For a producer such as AR that is looking to grow to 4.5 Bcf/d of production by 2020, “they can’t do it without ME 2.”
Meanwhile, crude-focused basins, such as the Permian, delivering “zero dollar gas” could become “the Northeast producer’s worst nightmare” over the next few years.
Echoing other analysts who have predicted growing competition to move gas to the Gulf Coast region, Simpson said producers will all be looking to get their gas into the “Southeast/Gulf box,” the only area of the country where demand is growing and “one of the few areas of the country” that still boasts a premium market in Henry Hub.

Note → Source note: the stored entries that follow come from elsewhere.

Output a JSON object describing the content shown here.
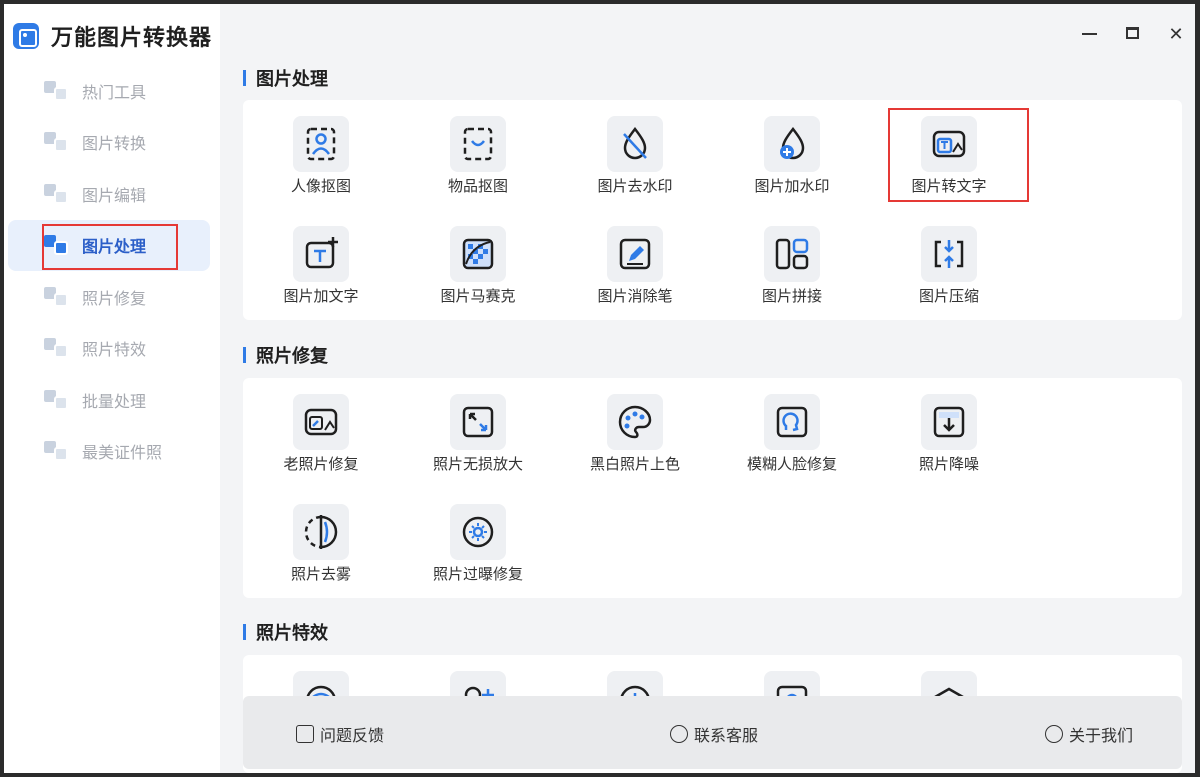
{
  "app": {
    "name": "万能图片转换器"
  },
  "sidebar": {
    "items": [
      {
        "label": "热门工具",
        "icon": "hot-tools-icon"
      },
      {
        "label": "图片转换",
        "icon": "image-convert-icon"
      },
      {
        "label": "图片编辑",
        "icon": "image-edit-icon"
      },
      {
        "label": "图片处理",
        "icon": "image-process-icon",
        "active": true
      },
      {
        "label": "照片修复",
        "icon": "photo-repair-icon"
      },
      {
        "label": "照片特效",
        "icon": "photo-effects-icon"
      },
      {
        "label": "批量处理",
        "icon": "batch-process-icon"
      },
      {
        "label": "最美证件照",
        "icon": "id-photo-icon"
      }
    ]
  },
  "sections": {
    "image_process": {
      "title": "图片处理",
      "tools": [
        "人像抠图",
        "物品抠图",
        "图片去水印",
        "图片加水印",
        "图片转文字",
        "图片加文字",
        "图片马赛克",
        "图片消除笔",
        "图片拼接",
        "图片压缩"
      ]
    },
    "photo_repair": {
      "title": "照片修复",
      "tools": [
        "老照片修复",
        "照片无损放大",
        "黑白照片上色",
        "模糊人脸修复",
        "照片降噪",
        "照片去雾",
        "照片过曝修复"
      ]
    },
    "photo_effects": {
      "title": "照片特效"
    }
  },
  "footer": {
    "feedback": "问题反馈",
    "support": "联系客服",
    "about": "关于我们"
  },
  "colors": {
    "accent": "#2f7be6",
    "highlight": "#e53935"
  }
}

Looking strictly at anticipated associated gas growth from onshore crude oil reservoirs, specifically the Denver Julesburg-Niobrara, Bakken Shale and Permian and Anadarko basins, until new expansions into the Southeast/Gulf come online around 3Q2019, markets “outside of that box” will need to absorb about 4.6 Bcf/d of additional supply, he said.
“We’ve all seen cash prices,” said the East Daley executive. “We’ve all seen forward basis, particularly Waha, Rockies, Chicago. We’ve got another 4.6 Bcf/d that we’re going to squeeze into those markets to continue to compete in areas outside of the Southeast/Gulf.”

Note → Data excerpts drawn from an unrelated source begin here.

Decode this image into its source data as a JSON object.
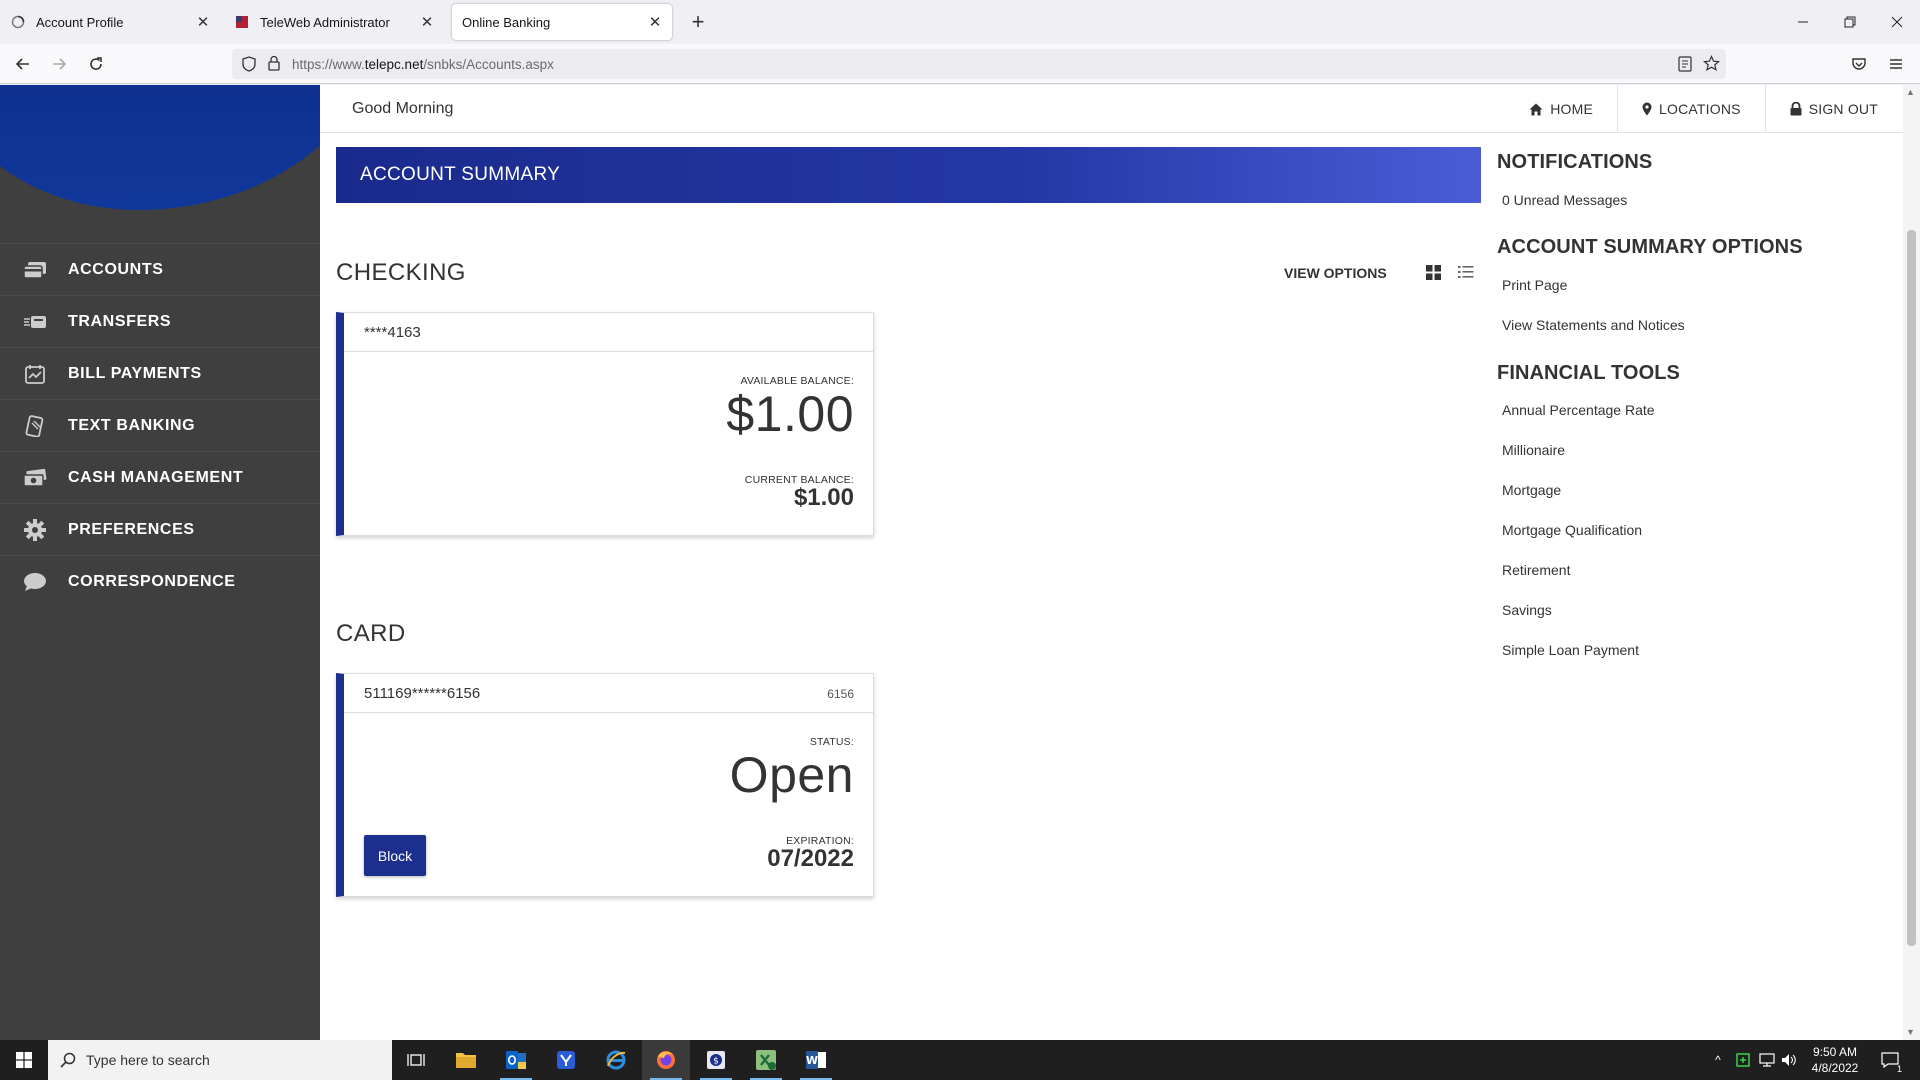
{
  "browser": {
    "tabs": [
      {
        "title": "Account Profile"
      },
      {
        "title": "TeleWeb Administrator"
      },
      {
        "title": "Online Banking"
      }
    ],
    "url_prefix": "https://www.",
    "url_domain": "telepc.net",
    "url_path": "/snbks/Accounts.aspx"
  },
  "header": {
    "greeting": "Good Morning",
    "nav": [
      {
        "label": "HOME",
        "icon": "home-icon"
      },
      {
        "label": "LOCATIONS",
        "icon": "map-pin-icon"
      },
      {
        "label": "SIGN OUT",
        "icon": "lock-icon"
      }
    ]
  },
  "sidebar": {
    "items": [
      {
        "label": "ACCOUNTS",
        "icon": "accounts-icon"
      },
      {
        "label": "TRANSFERS",
        "icon": "transfers-icon"
      },
      {
        "label": "BILL PAYMENTS",
        "icon": "bill-payments-icon"
      },
      {
        "label": "TEXT BANKING",
        "icon": "text-banking-icon"
      },
      {
        "label": "CASH MANAGEMENT",
        "icon": "cash-icon"
      },
      {
        "label": "PREFERENCES",
        "icon": "gear-icon"
      },
      {
        "label": "CORRESPONDENCE",
        "icon": "chat-bubble-icon"
      }
    ]
  },
  "main": {
    "banner_title": "ACCOUNT SUMMARY",
    "view_options_label": "VIEW OPTIONS",
    "checking": {
      "heading": "CHECKING",
      "account_number": "****4163",
      "available_label": "AVAILABLE BALANCE:",
      "available_value": "$1.00",
      "current_label": "CURRENT BALANCE:",
      "current_value": "$1.00"
    },
    "card": {
      "heading": "CARD",
      "card_number": "511169******6156",
      "card_tag": "6156",
      "status_label": "STATUS:",
      "status_value": "Open",
      "expiration_label": "EXPIRATION:",
      "expiration_value": "07/2022",
      "block_label": "Block"
    }
  },
  "right": {
    "notifications_heading": "NOTIFICATIONS",
    "unread": "0 Unread Messages",
    "options_heading": "ACCOUNT SUMMARY OPTIONS",
    "options": [
      "Print Page",
      "View Statements and Notices"
    ],
    "tools_heading": "FINANCIAL TOOLS",
    "tools": [
      "Annual Percentage Rate",
      "Millionaire",
      "Mortgage",
      "Mortgage Qualification",
      "Retirement",
      "Savings",
      "Simple Loan Payment"
    ]
  },
  "taskbar": {
    "search_placeholder": "Type here to search",
    "time": "9:50 AM",
    "date": "4/8/2022",
    "notification_count": "1"
  },
  "colors": {
    "brand_blue": "#1d2f8c",
    "sidebar_bg": "#3f3f3f"
  }
}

Surging growth in both liquids and associated gas output from the Permian, by far the most active play in the U.S. onshore, has led to transportation bottlenecks and negative basis differentials for pricing hubs in West Texas. On the natural gas side, Waha saw some of its cheapest average prices since the late 1990s earlier this year and has consistently traded about 70 cents to $1.00 off Henry Hub.
Given the prospect for continued attractive crude economics to drive associated gas growth, analysts with Raymond James & Associates Inc. earlier this year forecast U.S. natural gas prices to drop to $2.25 in 2019, with $2.50 likely needed to balance the market longer-term. “Given the high degree of associated gas production generated by some of the largest shale oil plays, U.S. natural gas prices have effectively become inversely related to oil prices,” said analysts J. Marshall Adkins and Pavel Molchanov at the time.
Then the Northeast has to be added in again, which has about 9.6 Bcf/d of expansions into the Southeast/Gulf coming online from 2017 through 2018, Simpson said.
“Northeast producers get into this box first,” he said. “They win. Now I’ve got a period in time here, before the Permian expansions open up, where I’ve got to push a little over 1 Bcf/d back into the Midcontinent and into this market” outside of the Southeast/Gulf. “So at this point, it doesn’t bode particularly well for basis markets outside that box...so we’ll continue to see fairly weak basis for much of the country for quite some time to come.”
Still, once more Permian associated gas shows up in the Southeast/Gulf by 2019, that should coincide -- give or take a few months -- with the arrival of more liquefied natural gas (LNG) export capacity.
“By the time we get another wave of capacity into that Southeast/Gulf box, we end up with some large-scale LNG export facilities to absorb maybe a decent amount of that supply,” Simpson said.